Northamptonshire council order to settle damages claim
- Published
A council has been told to come to a settlement on damages with a four-year-old boy's parents over breaches of their human rights over a long period.
Mr Justice Francis said Northamptonshire County Council had not fulfilled its duties.
The council had failed to respect their family life and catalogued its "failures, delays and incompetence".
The judge did not identify the parents or the child, who had lived with his grandmother since 2013.
He urged council lawyers to negotiate settlements of the damages claims but said he would rule if they failed to reach agreement.
Mr Justice Francis, from the Family Division of the High Court in London, said at the hearing in Birmingham the boy had been embroiled in care proceedings.
'Illegal placement'
He ruled the youngster should continue to live with his grandmother who had cared for him for most of his life.
The parents had separated.
Social workers had raised concerns when the boy was a baby and had moved him from home to the care of his grandmother.

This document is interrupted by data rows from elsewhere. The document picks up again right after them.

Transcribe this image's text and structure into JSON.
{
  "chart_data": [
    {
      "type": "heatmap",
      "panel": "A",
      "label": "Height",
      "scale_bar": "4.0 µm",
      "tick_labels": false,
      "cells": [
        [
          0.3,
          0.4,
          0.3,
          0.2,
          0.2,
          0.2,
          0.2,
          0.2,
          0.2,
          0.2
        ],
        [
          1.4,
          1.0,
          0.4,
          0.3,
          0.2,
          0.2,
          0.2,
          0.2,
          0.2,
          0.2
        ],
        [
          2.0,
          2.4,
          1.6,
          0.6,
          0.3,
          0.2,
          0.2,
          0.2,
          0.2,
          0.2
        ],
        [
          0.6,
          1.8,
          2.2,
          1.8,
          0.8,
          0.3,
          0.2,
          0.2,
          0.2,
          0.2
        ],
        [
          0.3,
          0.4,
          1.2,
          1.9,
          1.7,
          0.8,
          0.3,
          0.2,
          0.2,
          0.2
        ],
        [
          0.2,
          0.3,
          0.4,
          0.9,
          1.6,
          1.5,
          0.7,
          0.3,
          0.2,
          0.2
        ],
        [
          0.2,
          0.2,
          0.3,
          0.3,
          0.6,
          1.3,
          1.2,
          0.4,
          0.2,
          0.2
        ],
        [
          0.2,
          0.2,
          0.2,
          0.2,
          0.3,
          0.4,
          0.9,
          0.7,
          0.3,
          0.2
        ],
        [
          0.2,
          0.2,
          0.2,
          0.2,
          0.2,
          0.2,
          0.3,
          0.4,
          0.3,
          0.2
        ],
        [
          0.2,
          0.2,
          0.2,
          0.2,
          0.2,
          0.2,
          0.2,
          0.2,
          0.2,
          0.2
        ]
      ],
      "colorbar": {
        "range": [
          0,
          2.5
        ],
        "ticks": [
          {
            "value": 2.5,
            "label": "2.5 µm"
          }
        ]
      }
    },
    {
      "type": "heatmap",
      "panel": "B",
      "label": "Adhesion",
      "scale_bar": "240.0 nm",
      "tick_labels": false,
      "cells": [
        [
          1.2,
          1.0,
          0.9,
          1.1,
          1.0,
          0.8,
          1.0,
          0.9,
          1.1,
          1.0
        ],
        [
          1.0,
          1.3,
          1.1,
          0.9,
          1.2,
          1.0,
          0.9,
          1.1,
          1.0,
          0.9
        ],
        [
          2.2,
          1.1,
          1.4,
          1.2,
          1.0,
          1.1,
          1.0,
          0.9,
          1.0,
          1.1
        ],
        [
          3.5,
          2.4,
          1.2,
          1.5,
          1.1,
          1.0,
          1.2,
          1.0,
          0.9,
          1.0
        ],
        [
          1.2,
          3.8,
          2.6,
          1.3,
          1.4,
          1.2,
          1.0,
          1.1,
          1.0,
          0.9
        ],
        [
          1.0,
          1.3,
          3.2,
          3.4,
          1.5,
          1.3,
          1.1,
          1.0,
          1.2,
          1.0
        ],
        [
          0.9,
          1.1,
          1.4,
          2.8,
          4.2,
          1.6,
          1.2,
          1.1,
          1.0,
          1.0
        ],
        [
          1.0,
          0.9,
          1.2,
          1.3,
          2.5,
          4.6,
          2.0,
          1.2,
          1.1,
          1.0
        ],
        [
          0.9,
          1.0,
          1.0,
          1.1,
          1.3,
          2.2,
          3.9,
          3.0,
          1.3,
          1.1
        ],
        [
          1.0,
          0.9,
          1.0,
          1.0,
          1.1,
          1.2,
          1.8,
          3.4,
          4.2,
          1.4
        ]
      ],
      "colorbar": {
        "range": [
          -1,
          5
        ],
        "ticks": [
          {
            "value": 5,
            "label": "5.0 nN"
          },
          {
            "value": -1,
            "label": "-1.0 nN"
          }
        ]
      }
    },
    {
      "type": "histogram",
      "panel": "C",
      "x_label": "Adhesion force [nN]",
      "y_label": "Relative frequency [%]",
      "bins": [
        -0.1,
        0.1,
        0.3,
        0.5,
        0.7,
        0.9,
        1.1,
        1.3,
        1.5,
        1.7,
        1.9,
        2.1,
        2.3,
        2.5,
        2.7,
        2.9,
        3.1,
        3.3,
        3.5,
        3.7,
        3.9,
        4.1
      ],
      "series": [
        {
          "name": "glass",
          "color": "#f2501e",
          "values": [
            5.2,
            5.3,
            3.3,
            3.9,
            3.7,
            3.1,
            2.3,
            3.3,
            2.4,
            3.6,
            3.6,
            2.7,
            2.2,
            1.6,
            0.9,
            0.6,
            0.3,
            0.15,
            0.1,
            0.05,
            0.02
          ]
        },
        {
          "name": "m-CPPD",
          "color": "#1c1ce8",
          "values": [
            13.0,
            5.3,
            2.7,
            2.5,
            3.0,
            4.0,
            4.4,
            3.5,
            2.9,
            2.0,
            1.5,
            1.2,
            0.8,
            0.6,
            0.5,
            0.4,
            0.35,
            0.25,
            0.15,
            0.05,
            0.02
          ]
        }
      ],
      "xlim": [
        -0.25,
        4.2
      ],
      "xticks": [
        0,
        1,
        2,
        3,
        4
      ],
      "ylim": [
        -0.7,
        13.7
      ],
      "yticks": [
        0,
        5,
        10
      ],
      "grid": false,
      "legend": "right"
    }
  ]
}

Mr Justice Francis said the legality of that placement was in "serious doubt".
He said staff had failed to carry out "full and adequate" family assessments and failed to carry out adequate care planning.
Nearly two-and-a-half years passed before the council began legal proceedings and 10 different social workers had been involved.
The judge said there had been "extraordinary delay and dereliction of duty".
"I find the local authority to have been in egregious breach of its duties," he said.
The council would be able put its side of the story through lawyers, he said.